Das Zweirad galt lange als Kind vieler Väter und Nationen. Der Entwickler der badischen Laufmaschine rangierte in dieser Liste als Außenseiter. Ein Fehler, wie zeitgenössische Quellen zeigen.
Kupferstich eines Stabsmelders, der den militärischen Nutzen der Laufmaschine illustrieren sollte.

Das Zweiradprinzip markiert den Beginn des mecha­nisierten Individualverkehrs. Ein Vorbild in der Natur gab es dafür nicht – das Pferd als bis dahin wichtigs­tes Medium persönlicher Mobilität bewegt sich auf ganz andere Art vorwärts. Die oft unterschätzte Basisinnovation versetzte die Menschen in einen neuen Erfahrungsraum: das labile Gleichgewicht auf zwei Rädern hintereinander, das ständig aufrechterhalten werden musste. Heutzutage gehört diese Art von Fahrzeug zu unserem Alltag, und es mag uns deshalb zunächst nicht in den Sinn kommen, doch in dieser steten Balance kommt man dem Fliegen nahe. Mit seiner Erfindung rangiert Karl Drais (1785–1851) daher auf Augenhöhe mit Pionieren der Luftfahrt.

Um die neue Fertigkeit auf breiter Basis zu erlernen, brauchte die Menschheit dann 50 Jahre, fast ebenso lang, wie die Entwicklung von Ottos Lilienthals Gleitflugzeug bis zu den Hanggleitern der Nachkriegszeit in Anspruch nahm. Das Fahrrad diente zudem als Testplattform für Entwicklungen zur Fahrphysik. Amerikanische Forscher wie der Automobilhistoriker James J. Flink, Emeritus der University of California in Irvine, verstehen das Automobil daher als Erben des Fahrrads: "Keine vorherige technische Innovation – nicht einmal der Verbrennungsmotor – war für die Entwicklung des Automobils so wichtig wie das Fahrrad." Und dass die Brüder Wilbur und Orville Wright (1867–1912 beziehungsweise 1871–1948) im Hauptberuf zunächst Zweiräder fertigten, ist ein Indiz für die Bedeutung dieser Technologie für die frühe Luftfahrt.

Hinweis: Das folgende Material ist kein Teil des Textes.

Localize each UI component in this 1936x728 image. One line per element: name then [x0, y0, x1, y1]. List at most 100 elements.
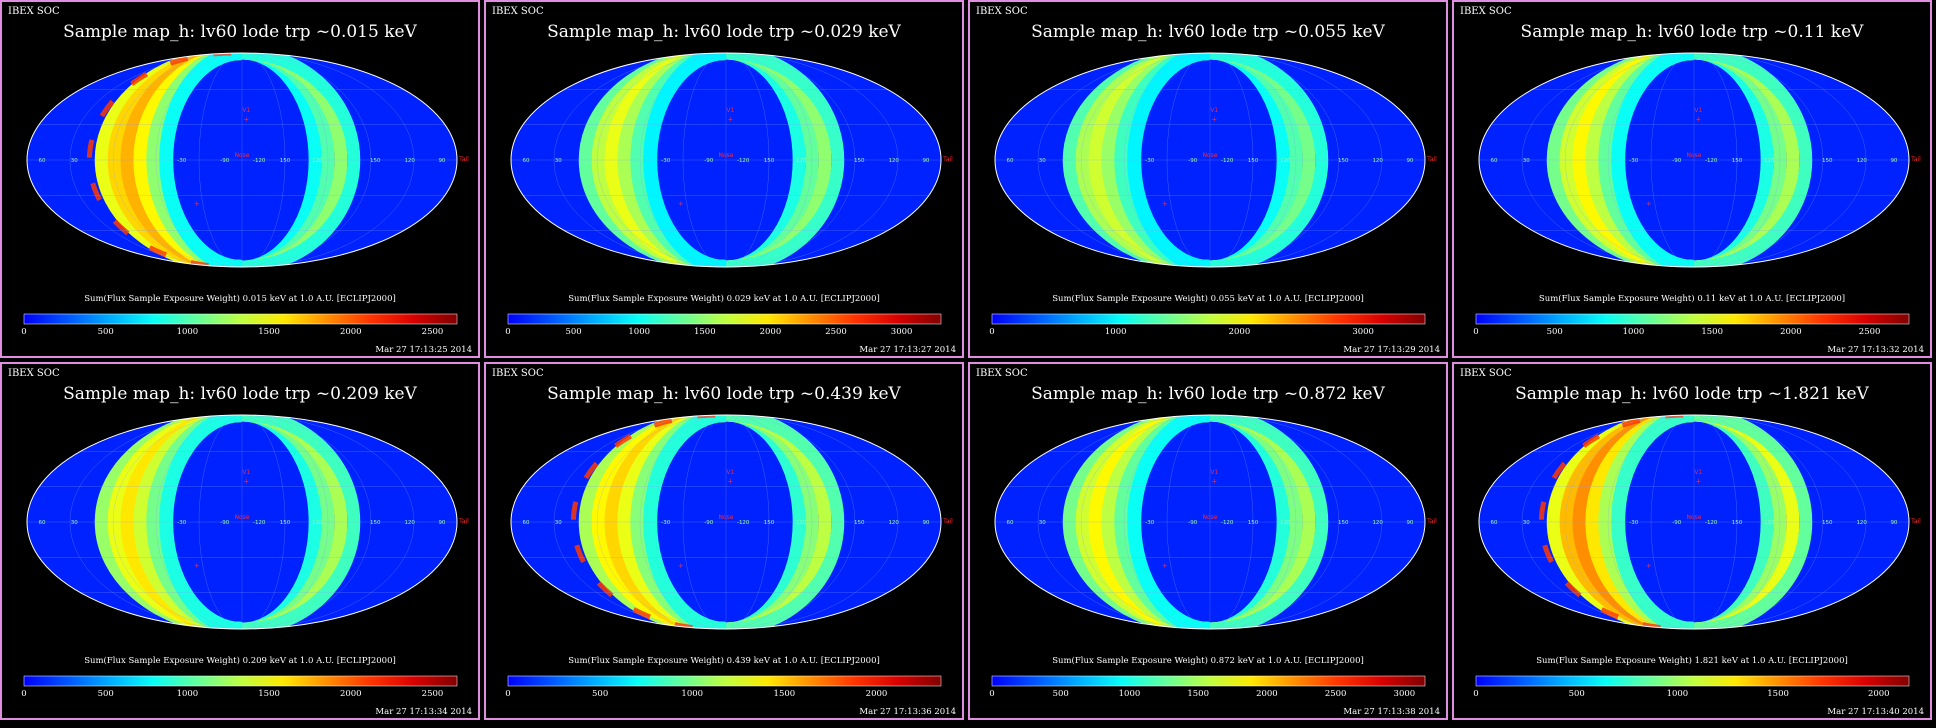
colorbar-label: Sum(Flux Sample Exposure Weight) 0.029 k…: [568, 294, 880, 304]
timestamp: Mar 27 17:13:32 2014: [1827, 345, 1924, 355]
longitude-label: 120: [1280, 158, 1291, 164]
colorbar-tick-label: 2500: [1858, 327, 1881, 337]
org-label: IBEX SOC: [976, 368, 1028, 379]
v1-marker-icon: +: [1695, 477, 1701, 485]
timestamp: Mar 27 17:13:36 2014: [859, 707, 956, 717]
sky-map-panel: IBEX SOC Sample map_h: lv60 lode trp ~0.0…: [0, 0, 480, 358]
colorbar-ticks: 0 1000 2000 3000: [989, 327, 1425, 339]
longitude-label: -120: [737, 520, 750, 526]
colorbar-tick-label: 500: [97, 327, 114, 337]
longitude-label: -30: [1629, 520, 1638, 526]
tail-marker-label: Tail: [942, 518, 953, 525]
longitude-label: 60: [1007, 158, 1014, 164]
map-title: Sample map_h: lv60 lode trp ~0.015 keV: [63, 22, 417, 42]
sky-map-panel: IBEX SOC Sample map_h: lv60 lode trp ~0.8…: [968, 362, 1448, 720]
org-label: IBEX SOC: [976, 6, 1028, 17]
sky-map-panel: IBEX SOC Sample map_h: lv60 lode trp ~0.2…: [0, 362, 480, 720]
timestamp: Mar 27 17:13:34 2014: [375, 707, 472, 717]
map-outline: [994, 52, 1426, 268]
longitude-label: 30: [1039, 158, 1046, 164]
longitude-label: -120: [737, 158, 750, 164]
longitude-label: -120: [1221, 158, 1234, 164]
colorbar-tick-label: 1000: [1622, 327, 1645, 337]
v1-marker-label: V1: [1210, 107, 1218, 114]
colorbar-tick-label: 500: [97, 689, 114, 699]
colorbar: [1475, 675, 1910, 687]
colorbar: [507, 675, 942, 687]
longitude-label: 90: [1890, 520, 1897, 526]
colorbar-tick-label: 2500: [825, 327, 847, 337]
timestamp: Mar 27 17:13:29 2014: [1343, 345, 1440, 355]
colorbar-tick-label: 2000: [339, 327, 362, 337]
longitude-label: 30: [1039, 520, 1046, 526]
colorbar-tick-label: 0: [1473, 327, 1479, 337]
nose-marker-label: Nose: [719, 514, 734, 521]
colorbar-tick-label: 2000: [1228, 327, 1251, 337]
longitude-label: 120: [1764, 520, 1775, 526]
timestamp: Mar 27 17:13:25 2014: [375, 345, 472, 355]
colorbar-tick-label: 2000: [1867, 689, 1890, 699]
nose-marker-label: Nose: [1687, 152, 1702, 159]
longitude-label: 150: [1732, 520, 1743, 526]
longitude-label: -30: [177, 158, 186, 164]
colorbar-tick-label: 3000: [1393, 689, 1416, 699]
longitude-label: -90: [1672, 520, 1681, 526]
v1-marker-label: V1: [242, 469, 250, 476]
longitude-label: -120: [1705, 158, 1718, 164]
colorbar-tick-label: 1000: [1104, 327, 1127, 337]
longitude-label: 150: [280, 158, 291, 164]
org-label: IBEX SOC: [8, 368, 60, 379]
nose-marker-label: Nose: [1687, 514, 1702, 521]
longitude-label: 90: [438, 158, 445, 164]
colorbar-tick-label: 0: [21, 327, 27, 337]
longitude-label: 150: [280, 520, 291, 526]
tail-marker-label: Tail: [1910, 156, 1921, 163]
longitude-label: 150: [370, 520, 381, 526]
colorbar-label: Sum(Flux Sample Exposure Weight) 0.439 k…: [568, 656, 880, 666]
longitude-label: 150: [764, 520, 775, 526]
map-outline: [1478, 414, 1910, 630]
colorbar: [991, 675, 1426, 687]
nose-marker-label: Nose: [235, 514, 250, 521]
colorbar-label: Sum(Flux Sample Exposure Weight) 0.015 k…: [84, 294, 396, 304]
map-outline: [26, 52, 458, 268]
colorbar-label: Sum(Flux Sample Exposure Weight) 0.11 ke…: [1538, 294, 1846, 304]
helium-focus-marker-icon: +: [194, 562, 200, 570]
longitude-label: -90: [220, 158, 229, 164]
colorbar-tick-label: 0: [989, 327, 995, 337]
colorbar-tick-label: 500: [1546, 327, 1563, 337]
longitude-label: 120: [888, 158, 899, 164]
sky-map-panel: IBEX SOC Sample map_h: lv60 lode trp ~1.8…: [1452, 362, 1932, 720]
longitude-label: -30: [1629, 158, 1638, 164]
colorbar-ticks: 0 500 1000 1500 2000 2500 3000: [989, 689, 1425, 701]
colorbar-tick-label: 3000: [890, 327, 913, 337]
timestamp: Mar 27 17:13:38 2014: [1343, 707, 1440, 717]
longitude-label: 120: [1764, 158, 1775, 164]
map-title: Sample map_h: lv60 lode trp ~0.439 keV: [547, 384, 901, 404]
v1-marker-label: V1: [726, 107, 734, 114]
map-title: Sample map_h: lv60 lode trp ~0.11 keV: [1520, 22, 1864, 42]
colorbar-tick-label: 2000: [1256, 689, 1278, 699]
org-label: IBEX SOC: [492, 6, 544, 17]
longitude-label: 150: [1822, 158, 1833, 164]
colorbar-ticks: 0 500 1000 1500 2000: [505, 689, 941, 701]
longitude-label: 120: [1372, 520, 1383, 526]
longitude-label: 120: [1372, 158, 1383, 164]
colorbar-tick-label: 1000: [176, 327, 199, 337]
longitude-label: 120: [1856, 158, 1867, 164]
longitude-label: 60: [1491, 158, 1498, 164]
colorbar-tick-label: 2000: [1780, 327, 1802, 337]
tail-marker-label: Tail: [1426, 518, 1437, 525]
colorbar-tick-label: 2500: [1324, 689, 1347, 699]
nose-marker-label: Nose: [719, 152, 734, 159]
colorbar-ticks: 0 500 1000 1500 2000 2500 3000: [505, 327, 941, 339]
v1-marker-icon: +: [243, 115, 249, 123]
colorbar-label: Sum(Flux Sample Exposure Weight) 0.055 k…: [1052, 294, 1364, 304]
colorbar-tick-label: 3000: [1352, 327, 1374, 337]
colorbar-tick-label: 500: [1052, 689, 1069, 699]
longitude-label: 120: [312, 158, 323, 164]
colorbar-tick-label: 2500: [421, 327, 444, 337]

Daher ist es eigentlich unverständlich, warum Drais bis vor wenigen Jahren nicht im Erfinder-Olymp gesehen, sondern häufig geradezu abfällig beurteilt wurde. Er sei "kauzig" gewesen, habe das Wenige bis zum "ersten richtigen" Fahrrad zu erfinden versäumt und sein Fahrzeug einer widerstrebenden Mitwelt förmlich aufnötigen müssen. Überhaupt habe er gar nicht das Zweirad, sondern nur die Lenkung dafür erfunden. Bei dieser Sachlage leistete die International Cycling-History Conference, die seit einem Vierteljahrhundert jährlich in einem anderen Land tagt, ganze Arbeit: Zunächst entlarvte sie den Prioritätsschwindel der anderen Zweiradnationen, dann stellte sie die innerhalb der Technikgeschichte vernachlässigte Fahrradgeschichte auf die Basis neuer Quellenforschung. Seither gilt Karl Drais unbestritten als Urheber dieser Innovation ...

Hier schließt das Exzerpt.